С этого времени Данило Андреевич ждал беды. Чтобы не встречаться с Собакиным и не натолкнуться на новую ссору, князь на другой же день уехал в вотчину.
Об Егоре Ладном с этих пор ничего не было слышно. Его не встречали ни в Москве, ни на родине[79].
Слова же Ладного оказались вдвойне пророческими. Не прошло и месяца, как по всей Руси святой разнесся слух, что невеста государева занемогла, что ее испортили. Царь был вне себя от гнева и старался найти виновников болезни своей невесты. В это время едва не скатилась с плахи и голова Данилы Андреевича: так ему отплатил за былое добро его старый приятель Собакин.
XIII. КЛЕВЕТА
Удалился Данило Андреевич от двора шумного, от хитрых и честолюбивых царедворцев, зажил опять в своей вотчине, как до приезда Собакина, тихою, мирною жизнью со своей женой и детьми.

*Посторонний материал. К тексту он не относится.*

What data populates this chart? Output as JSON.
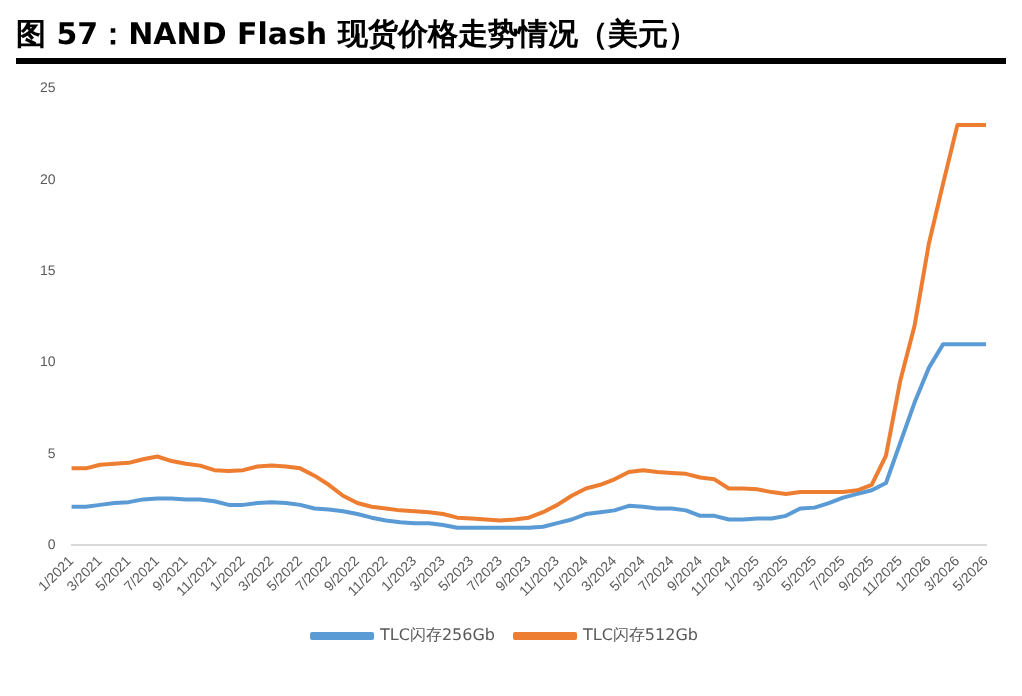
{
  "chart_data": {
    "type": "line",
    "title": "图 57：NAND Flash 现货价格走势情况（美元）",
    "categories": [
      "1/2021",
      null,
      "3/2021",
      null,
      "5/2021",
      null,
      "7/2021",
      null,
      "9/2021",
      null,
      "11/2021",
      null,
      "1/2022",
      null,
      "3/2022",
      null,
      "5/2022",
      null,
      "7/2022",
      null,
      "9/2022",
      null,
      "11/2022",
      null,
      "1/2023",
      null,
      "3/2023",
      null,
      "5/2023",
      null,
      "7/2023",
      null,
      "9/2023",
      null,
      "11/2023",
      null,
      "1/2024",
      null,
      "3/2024",
      null,
      "5/2024",
      null,
      "7/2024",
      null,
      "9/2024",
      null,
      "11/2024",
      null,
      "1/2025",
      null,
      "3/2025",
      null,
      "5/2025",
      null,
      "7/2025",
      null,
      "9/2025",
      null,
      "11/2025",
      null,
      "1/2026",
      null,
      "3/2026",
      null,
      "5/2026"
    ],
    "series": [
      {
        "name": "TLC闪存256Gb",
        "color": "#5b9bd5",
        "values": [
          2.1,
          2.1,
          2.2,
          2.3,
          2.35,
          2.5,
          2.55,
          2.55,
          2.5,
          2.5,
          2.4,
          2.2,
          2.2,
          2.3,
          2.35,
          2.3,
          2.2,
          2.0,
          1.95,
          1.85,
          1.7,
          1.5,
          1.35,
          1.25,
          1.2,
          1.2,
          1.1,
          0.95,
          0.95,
          0.95,
          0.95,
          0.95,
          0.95,
          1.0,
          1.2,
          1.4,
          1.7,
          1.8,
          1.9,
          2.15,
          2.1,
          2.0,
          2.0,
          1.9,
          1.6,
          1.6,
          1.4,
          1.4,
          1.45,
          1.45,
          1.6,
          2.0,
          2.05,
          2.3,
          2.6,
          2.8,
          3.0,
          3.4,
          5.6,
          7.8,
          9.7,
          11,
          11,
          11,
          11
        ]
      },
      {
        "name": "TLC闪存512Gb",
        "color": "#ed7d31",
        "values": [
          4.2,
          4.2,
          4.4,
          4.45,
          4.5,
          4.7,
          4.85,
          4.6,
          4.45,
          4.35,
          4.1,
          4.05,
          4.1,
          4.3,
          4.35,
          4.3,
          4.2,
          3.8,
          3.3,
          2.7,
          2.3,
          2.1,
          2.0,
          1.9,
          1.85,
          1.8,
          1.7,
          1.5,
          1.45,
          1.4,
          1.35,
          1.4,
          1.5,
          1.8,
          2.2,
          2.7,
          3.1,
          3.3,
          3.6,
          4.0,
          4.1,
          4.0,
          3.95,
          3.9,
          3.7,
          3.6,
          3.1,
          3.1,
          3.05,
          2.9,
          2.8,
          2.9,
          2.9,
          2.9,
          2.9,
          3.0,
          3.3,
          4.9,
          9,
          12,
          16.5,
          19.8,
          23,
          23,
          23
        ]
      }
    ],
    "ylim": [
      0,
      25
    ],
    "yticks": [
      0,
      5,
      10,
      15,
      20,
      25
    ],
    "grid": false,
    "legend": "bottom",
    "marker": "none",
    "line_style": "solid"
  }
}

Все, казалось, по-прежнему было: так же, как и прежде, вставал боярин поутру, чуть зорька на небе заиграет, выпивал сбитня, целовал жену и спешил на поле, подернутое беловатой пеленой росы, подбодрять своих работников не понуканьем грозным, а словом ласковым да примером своим: он сам зачастую работал с ними.
Все в вотчине шло по-старому, да не старое было на душе у князя!